Forêts françaises : quand la nature devient un actif recherché information fournie par Mingzi 04/06/2026 à 14:51
Longtemps regardée comme un espace naturel ou une source de bois, la forêt attire désormais de nouveaux regards. Climat, biodiversité, patrimoine : elle s'impose comme un bien stratégique, au cœur des grands enjeux de demain.
Un marché forestier en pleine croissance
La forêt française attire de plus en plus. Selon le rapport de la Safer, en 2025, les ventes progressent à la fois en nombre, en surface et en valeur. Plus de 176.000 hectares de forêts ont changé de mains, soit une hausse de 18,5 % par rapport à l'année précédente. C'est un record : jamais autant de surfaces forestières n'avaient été échangées depuis le début de cette observation.
La valeur totale du marché atteint 2,17 milliards d'euros, en hausse de 7,7 %. Autrement dit, la forêt n'est plus seulement perçue comme un espace naturel ou un lieu de production de bois : elle devient aussi un actif recherché, dans un contexte où les enjeux climatiques, environnementaux et patrimoniaux prennent de l'ampleur.
Les grands massifs donnent le tempo
Le moteur principal de cette dynamique se trouve du côté des grandes forêts. Les massifs de plus de 100 hectares ne représentent qu'une toute petite part des transactions, environ 1 % des ventes. Mais leur poids est considérable : ils concentrent près d'un tiers des surfaces échangées.
Ce phénomène change la lecture du marché. Les petites parcelles restent les plus nombreuses dans les ventes, notamment celles de moins de 10 hectares. Elles intéressent souvent des particuliers, pour du bois de chauffage, des loisirs, la chasse ou l'agrément. Mais ce sont les grands ensembles forestiers qui font véritablement bouger les volumes et les montants.
Des prix toujours orientés à la hausse
Le prix moyen des forêts continue lui aussi de progresser. En 2025, il atteint 4.950 euros par hectare, soit une hausse de 2,5 %. C'est la cinquième année consécutive d'augmentation.
Mais ce prix moyen cache de fortes différences selon les régions et la taille des biens. Dans le Nord-Bassin parisien, les prix atteignent un nouveau record, à 7.880 euros par hectare. À l'inverse, le Massif central reste la zone la moins chère, autour de 2.850 euros par hectare. La taille compte également : les forêts de plus de 25 hectares restent les plus chères, même si leur prix recule légèrement en 2025.
Les sociétés prennent une place majeure
Autre enseignement important : les acheteurs changent.

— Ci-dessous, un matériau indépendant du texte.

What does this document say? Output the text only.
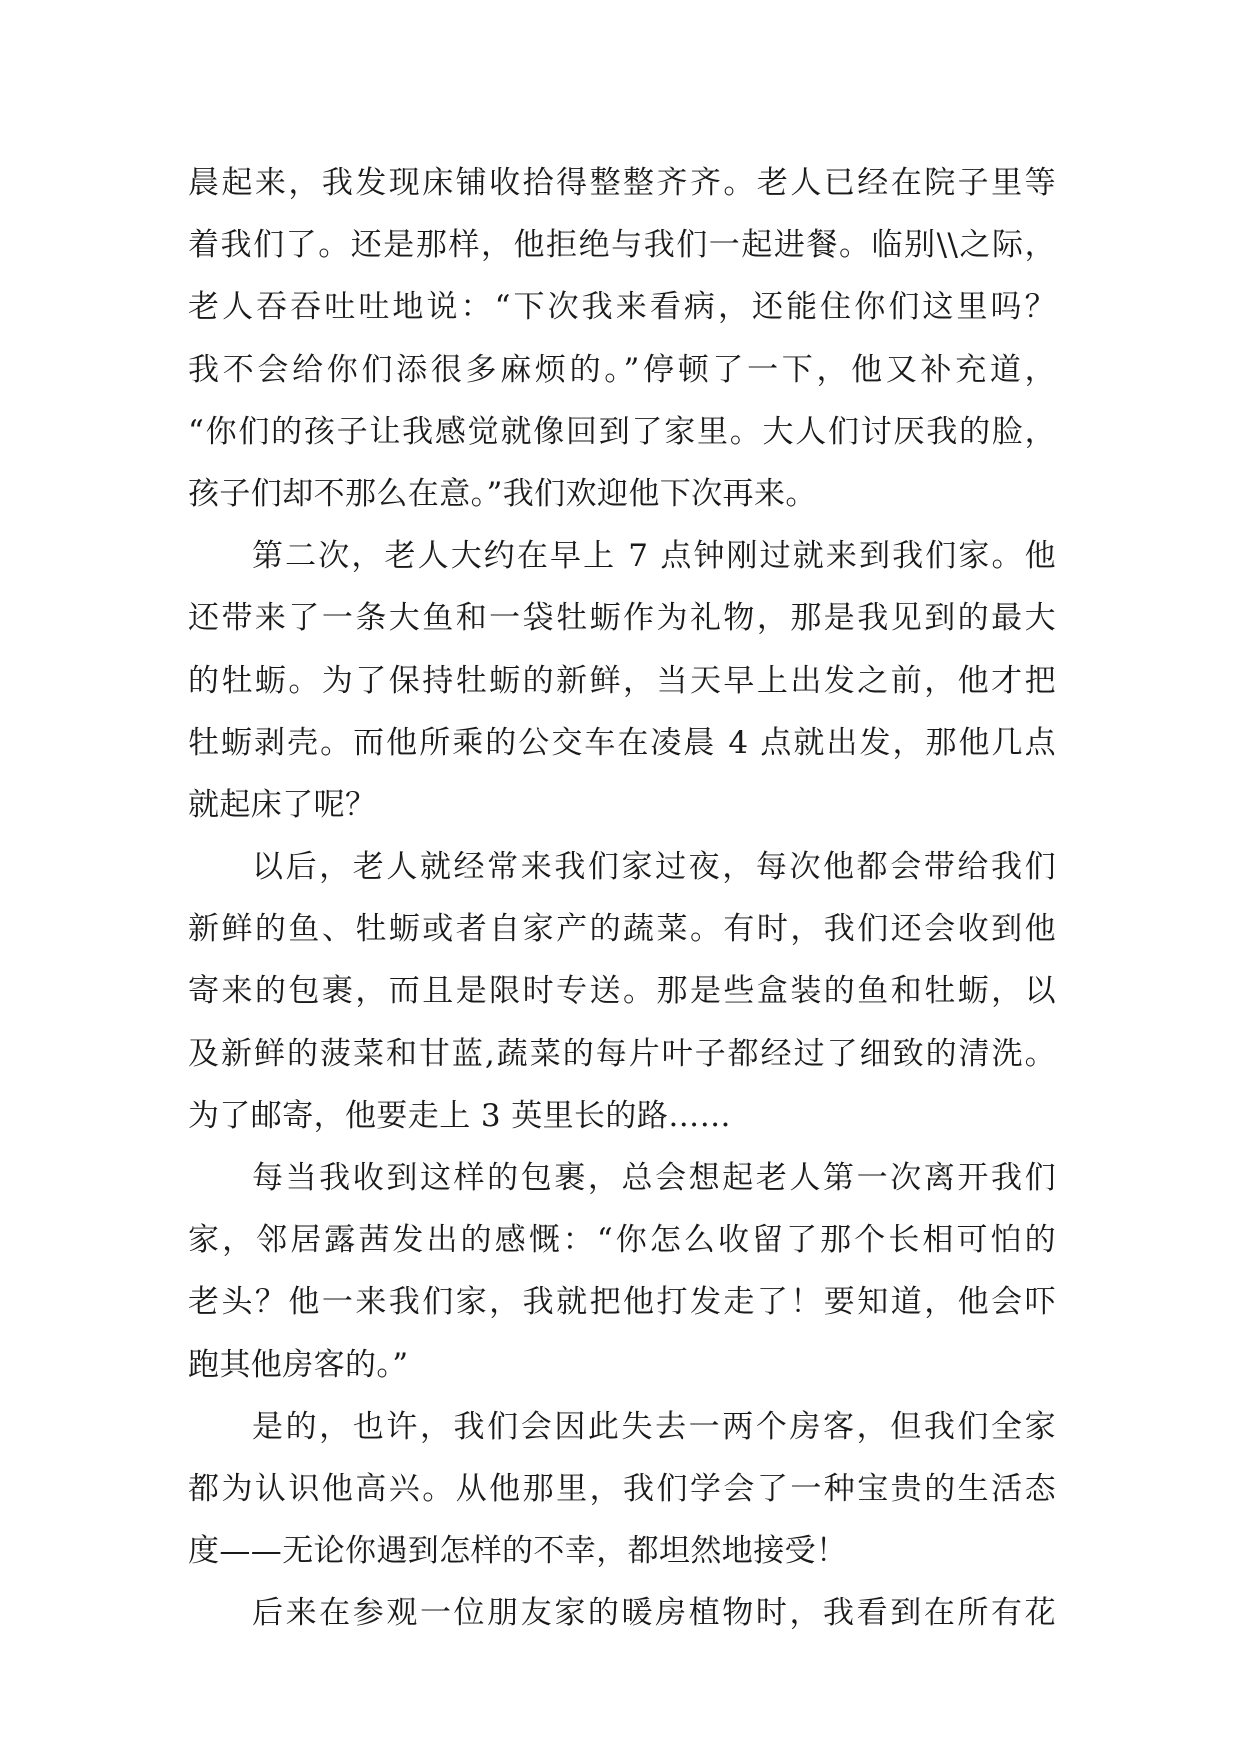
晨起来，我发现床铺收拾得整整齐齐。老人已经在院子里等
着我们了。还是那样，他拒绝与我们一起进餐。临别\\之际，
老人吞吞吐吐地说：“下次我来看病，还能住你们这里吗？
我不会给你们添很多麻烦的。”停顿了一下，他又补充道，
“你们的孩子让我感觉就像回到了家里。大人们讨厌我的脸，
孩子们却不那么在意。”我们欢迎他下次再来。
第二次，老人大约在早上 7 点钟刚过就来到我们家。他
还带来了一条大鱼和一袋牡蛎作为礼物，那是我见到的最大
的牡蛎。为了保持牡蛎的新鲜，当天早上出发之前，他才把
牡蛎剥壳。而他所乘的公交车在凌晨 4 点就出发，那他几点
就起床了呢？
以后，老人就经常来我们家过夜，每次他都会带给我们
新鲜的鱼、牡蛎或者自家产的蔬菜。有时，我们还会收到他
寄来的包裹，而且是限时专送。那是些盒装的鱼和牡蛎，以
及新鲜的菠菜和甘蓝,蔬菜的每片叶子都经过了细致的清洗。
为了邮寄，他要走上 3 英里长的路……
每当我收到这样的包裹，总会想起老人第一次离开我们
家，邻居露茜发出的感慨：“你怎么收留了那个长相可怕的
老头？他一来我们家，我就把他打发走了！要知道，他会吓
跑其他房客的。”
是的，也许，我们会因此失去一两个房客，但我们全家
都为认识他高兴。从他那里，我们学会了一种宝贵的生活态
度——无论你遇到怎样的不幸，都坦然地接受！
后来在参观一位朋友家的暖房植物时，我看到在所有花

Les personnes morales privées, notamment les sociétés agricoles, forestières ou d'investissement, achètent désormais plus de la moitié des surfaces vendues. À elles seules, elles représentent près de 90.000 hectares acquis en 2025.
Cette évolution traduit un intérêt croissant pour la forêt comme placement de long terme. La forêt peut offrir du bois, une valeur patrimoniale, mais aussi répondre à de nouvelles attentes liées au carbone, à la biodiversité ou à la stratégie environnementale des entreprises.
GFF et GFI : investir dans la forêt sans acheter un massif
Cette attractivité se traduit aussi par le développement de véhicules d'investissement spécialisés. Les GFF, groupements fonciers forestiers, et les GFI, groupements forestiers d'investissement, permettent à des particuliers d'acheter des parts de forêts plutôt qu'un massif entier. Le principe est simple : l'épargnant devient associé d'une structure qui détient et gère des parcelles forestières.
Ces placements séduisent parce qu'ils donnent accès à un actif tangible, inscrit dans le temps long, avec une dimension patrimoniale et environnementale forte. Leur rendement annuel reste toutefois modéré, généralement autour de 1 % à 3 % par an.
La forêt n'est donc pas un placement de revenu immédiat élevé. Son intérêt repose plutôt sur une logique de diversification, de transmission patrimoniale, de fiscalité favorable et de valorisation à long terme. Elle comporte aussi des risques spécifiques : tempêtes, incendies, maladies, évolution du prix du bois ou difficulté à revendre ses parts.
Une forêt au cœur des défis de demain
Ce dynamisme est une bonne nouvelle pour la visibilité du marché, mais il soulève aussi des questions. La montée en puissance des grands acheteurs peut éloigner la propriété forestière des acteurs locaux. Elle interroge aussi la gestion durable de ces espaces, alors que les forêts sont en première ligne face au changement climatique.
Plus que jamais, la forêt apparaît comme un bien précieux : économique, écologique et territorial. Le marché est actif, les prix montent, les investisseurs s'y intéressent. Reste à veiller à ce que cette attractivité serve aussi la vitalité des territoires et la santé des forêts françaises.